Microsoft opens 35 day window for Azure customers to postpone ‘impactful’ host updates

Microsoft opens 35 day window for Azure customers to postpone ‘impactful’ host updates

You can’t postpone the inevitable, but Microsoft has given customers the ability to postpone “impactful” host updates for their Azure Virtual Machines for up to 35 days.

The maintenance control for platform update feature, which the vendor has launched in preview, is designed to ease the fears of “customers with highly sensitive workloads” when it comes to Microsoft’s platform maintenance programme.
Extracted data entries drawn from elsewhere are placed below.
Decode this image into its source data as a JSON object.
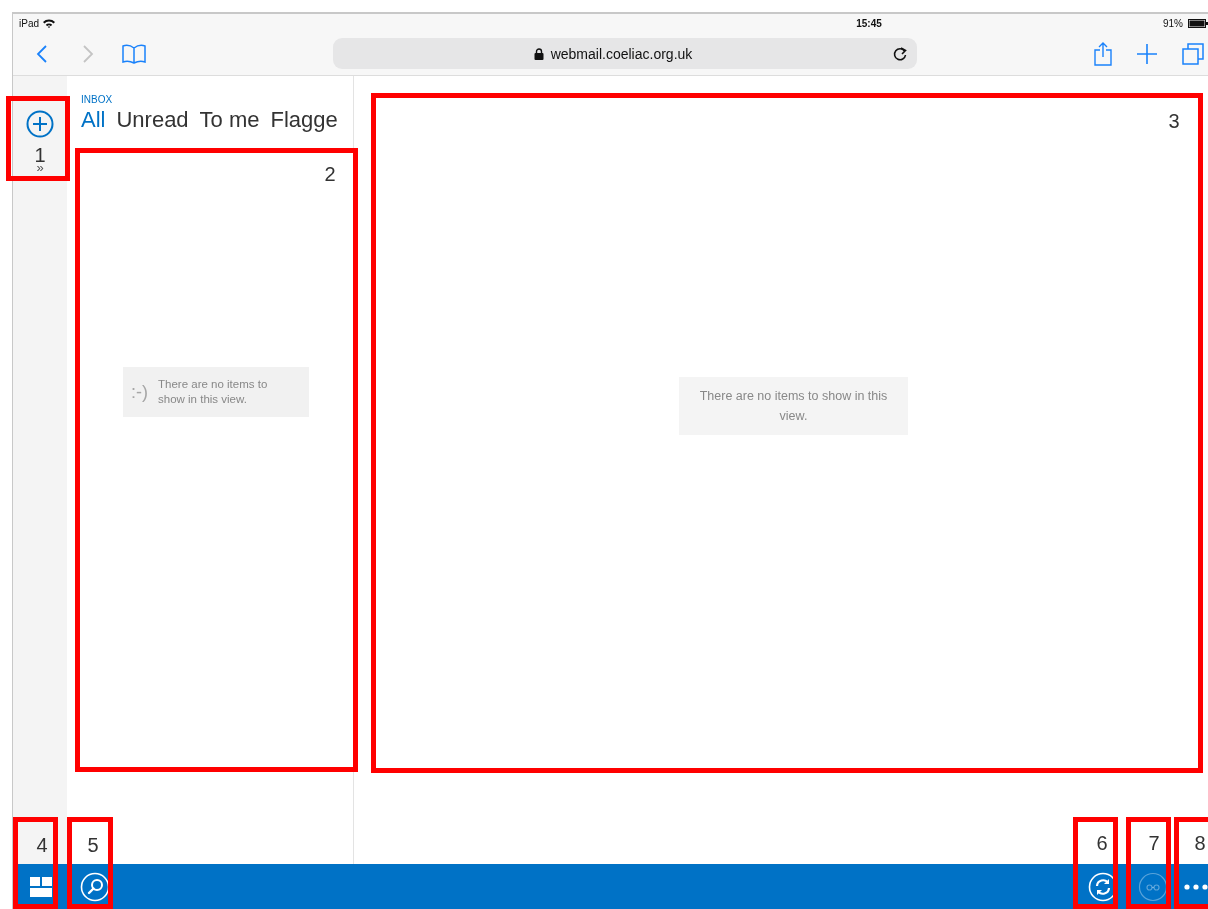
{
  "status_bar": {
    "device": "iPad",
    "time": "15:45",
    "battery": "91%"
  },
  "browser": {
    "url": "webmail.coeliac.org.uk",
    "nav": [
      {
        "kind": "back",
        "disabled": false
      },
      {
        "kind": "forward",
        "disabled": true
      }
    ]
  },
  "rail": {
    "expand": "»"
  },
  "folder": "INBOX",
  "filters": [
    {
      "label": "All",
      "selected": true
    },
    {
      "label": "Unread",
      "selected": false
    },
    {
      "label": "To me",
      "selected": false
    },
    {
      "label": "Flagge",
      "selected": false
    }
  ],
  "list_empty": {
    "face": ":-)",
    "message": "There are no items to show in this view."
  },
  "reading_empty": {
    "message": "There are no items to show in this view."
  },
  "toolbar": [
    {
      "kind": "tiles",
      "disabled": false
    },
    {
      "kind": "search",
      "disabled": false
    },
    {
      "kind": "sync",
      "disabled": false
    },
    {
      "kind": "glasses",
      "disabled": true
    },
    {
      "kind": "more",
      "disabled": false
    }
  ],
  "annotations": [
    {
      "label": "1"
    },
    {
      "label": "2"
    },
    {
      "label": "3"
    },
    {
      "label": "4"
    },
    {
      "label": "5"
    },
    {
      "label": "6"
    },
    {
      "label": "7"
    },
    {
      "label": "8"
    }
  ]
}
Microsoft says “Almost all updates have zero impact on your Azure virtual machines (VMs)” – except for those that do. Where an update doesn’t require a reboot, “the VM is briefly paused while the host is updated, or it’s live migrated to an already updated host”.

When a reboot is required – an “extremely rare scenario” Microsoft insists – the customer is notified of the planned maintenance, and “Azure also provides a time window in which you can start the maintenance yourself, at a time that works for you.”

While Azure insists that rebootless updates don’t affect the overall customer experience, “certain very sensitive workloads may require full control of all maintenance activities” and it is those customers the new feature is aimed at. Microsoft listed “financial services providers, gaming companies, or media streaming services using Azure Dedicated Hosts or Isolated VMs.”

To postpone updates, admins add a custom maintenance configuration to a resource, which tells the Azure update to skip all non-zero-impact updates. It is then the customer’s responsibility to initiate the updates. If you don’t, once the 35 day window is up, “Azure will automatically apply all pending updates for you, to ensure that your resources remain secure and get other fixes and features.”

Likewise, the service won’t push back updates related to “high-severity” security issues, though the vendor says “this is a rare occurrence that would only be used in extreme cases, such as a last resort to protect you from critical security issues.”

In other Azure-related news, Microsoft has made its Teams collaboration platform available on Linux, with a choice of .deb and .rpm flavours. The Teams client “is the first Microsoft 365 app that is coming to Linux desktops, and will support all of Teams’ core capabilities.”

The Linux app joins Microsoft’s existing Windows and Mac OS versions, as well as its iOS and Android mobile apps.